Cherry Creek is located on the northern border of Yosemite Valley in the Emigrant Wilderness. It flows along the base of Kibbie ridge for about 15 miles before feeding the Cherry Lake reservoir. In October, the creek is sometimes described as a garden hose trickle. Hikers can visit its canyon and follow it down for about 12 miles. The Cherry Creek Canyon hike is in the process of becoming a PCS classic. After his second trip 2 years ago, Kelly Maas wanted to return again and motivated another 11 people to follow him on this adventure. We started hiking from Cherry Lake on Saturday at 8:00am. On this 2 day trip, the first day is spent hiking first on a dirt road, then along a trail that follows Kibbie ridge until Styx pass (about 14 miles and 3500' gain). This ridge trail allows nice views into the Canyon but the 70-80F temperature on the ridge and the mileage made this first day somewhat of a slog. From Styx pass, we cut the trail and headed down into the Canyon for another 1-2 miles. Although this had been a long day, our first glimpse of the upper canyon made us all realized why we had come here in first place. It is wall-to-wall granite, a very scenic and unusual place. 2001 being a dry year, there was no flow in the creek but water was still available in the many pools and pockets shaped into the rock. At 5pm, we found nice patches of sand interspersed among the granite and trees that allowed our rather large group to establish camp comfortably.

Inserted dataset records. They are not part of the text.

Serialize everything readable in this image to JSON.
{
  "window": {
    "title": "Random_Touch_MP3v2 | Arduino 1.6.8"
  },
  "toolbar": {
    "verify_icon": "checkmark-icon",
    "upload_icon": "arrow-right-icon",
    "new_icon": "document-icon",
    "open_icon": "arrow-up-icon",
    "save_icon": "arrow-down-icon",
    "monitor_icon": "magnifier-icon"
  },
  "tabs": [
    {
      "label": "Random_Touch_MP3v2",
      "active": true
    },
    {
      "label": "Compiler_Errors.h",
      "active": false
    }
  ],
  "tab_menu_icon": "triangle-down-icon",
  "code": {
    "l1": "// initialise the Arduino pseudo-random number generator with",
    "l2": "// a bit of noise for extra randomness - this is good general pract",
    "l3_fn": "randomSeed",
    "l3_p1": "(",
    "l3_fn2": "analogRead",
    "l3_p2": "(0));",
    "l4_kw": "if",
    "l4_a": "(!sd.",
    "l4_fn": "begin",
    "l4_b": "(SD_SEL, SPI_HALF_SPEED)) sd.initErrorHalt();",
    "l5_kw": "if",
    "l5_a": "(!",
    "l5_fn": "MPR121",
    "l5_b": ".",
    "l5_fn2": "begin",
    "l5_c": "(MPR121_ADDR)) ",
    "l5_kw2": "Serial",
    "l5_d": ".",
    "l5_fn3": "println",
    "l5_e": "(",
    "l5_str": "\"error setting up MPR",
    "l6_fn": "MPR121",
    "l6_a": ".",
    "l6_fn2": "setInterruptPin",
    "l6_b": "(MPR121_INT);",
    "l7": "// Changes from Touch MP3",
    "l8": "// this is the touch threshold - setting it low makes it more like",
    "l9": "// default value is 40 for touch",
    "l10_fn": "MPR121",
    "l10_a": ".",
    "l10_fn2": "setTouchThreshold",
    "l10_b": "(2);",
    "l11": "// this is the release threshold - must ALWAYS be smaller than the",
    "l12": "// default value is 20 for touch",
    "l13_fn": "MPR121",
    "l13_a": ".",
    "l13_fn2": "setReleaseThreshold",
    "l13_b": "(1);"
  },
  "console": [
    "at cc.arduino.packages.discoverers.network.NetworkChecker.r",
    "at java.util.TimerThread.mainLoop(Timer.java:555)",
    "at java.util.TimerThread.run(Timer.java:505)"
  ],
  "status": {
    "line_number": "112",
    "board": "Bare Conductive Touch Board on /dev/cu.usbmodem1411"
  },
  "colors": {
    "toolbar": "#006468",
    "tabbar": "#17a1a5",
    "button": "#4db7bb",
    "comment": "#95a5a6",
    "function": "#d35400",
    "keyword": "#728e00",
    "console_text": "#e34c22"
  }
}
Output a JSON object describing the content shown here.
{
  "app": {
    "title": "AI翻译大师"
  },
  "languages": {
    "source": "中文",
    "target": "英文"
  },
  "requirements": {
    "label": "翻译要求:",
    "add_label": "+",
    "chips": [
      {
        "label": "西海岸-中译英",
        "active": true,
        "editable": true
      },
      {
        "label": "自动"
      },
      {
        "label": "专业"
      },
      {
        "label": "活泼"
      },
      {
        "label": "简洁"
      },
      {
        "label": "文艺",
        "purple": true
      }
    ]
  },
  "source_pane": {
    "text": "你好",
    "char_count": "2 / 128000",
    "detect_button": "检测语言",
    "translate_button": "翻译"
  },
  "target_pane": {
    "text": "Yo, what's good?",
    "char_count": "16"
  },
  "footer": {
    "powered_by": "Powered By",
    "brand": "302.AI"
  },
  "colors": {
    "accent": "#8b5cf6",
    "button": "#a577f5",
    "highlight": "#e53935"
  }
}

We had daylight until about 7pm which gave us ample time to set shelters and cook while enjoying this very special place.
It had been a rather cool Friday night at the Cherry Valley campground above Cherry Lake. Although we were 2000 feet higher, the night into the canyon was unexpectedly warm. This was due to the sun-heated granite surrounding us. A clear temperature difference could be felt whenever we moved away from the rocks, which was never more than a few feet.
As Sunday promised to be a long day, we started hiking down the canyon at 7am. Several of us had spotted bear scat and prints in the sand and pretty soon we spotted a black bear on a ledge, easy to make out on the granite background. It quickly disappeared behind the rocks. Hiking down the trail-less canyon, hopping over boulders and slabs was a constant treat and everyone enjoyed it immensely. In some sections the canyon narrowed down to arms width and we used some thin ledges in the steep walls to avoid wading through deep pools. In two sections, we had to backtrack and get out of the canyon because a wall was too steep to be tackled by our group.
At 3pm and after 10-12 miles of hiking, we reached a small lake at the confluence of Cherry Creek and its West Fork. We filled our water bottles before leaving the creek for good. We headed west, staying above the south side of the creek, reached a saddle and then followed a little used trail down. From this point (about 5000' elevation), we headed cross-country toward the dirt road which was about 2.5 miles away and 5750' elevation. We followed a bearing of 152 degrees toward a landmark along the road. We encountered a fair amount of impassable prickly brush as we got closer to the road, which made staying on course and keeping the group together a real challenge. With the help of Landa's "road sense", we emerged out of the woods at 5:45 pm, about 0.1 mile from our intended target. It got dark quickly as we headed down the dirt road for another 4 miles, comparing our various feet and muscle pains as we marched. We were back at the dam at 8pm, feeling tired but rewarded by an exceptional trip.
Trip participants: Kelly Maas, leader, Landa Robillard, Dot Reilly, Chris and John Kerr, Alex Sapozhnikov, Heather Kirkby, Austin Meinert, Kirsten and Stephane Mouradian, co-leader and scribe. Although not officially signed up on this trip, Tim Hult and Andy Skumanich met us at the trailhead and hiked along with our group for most of the trip.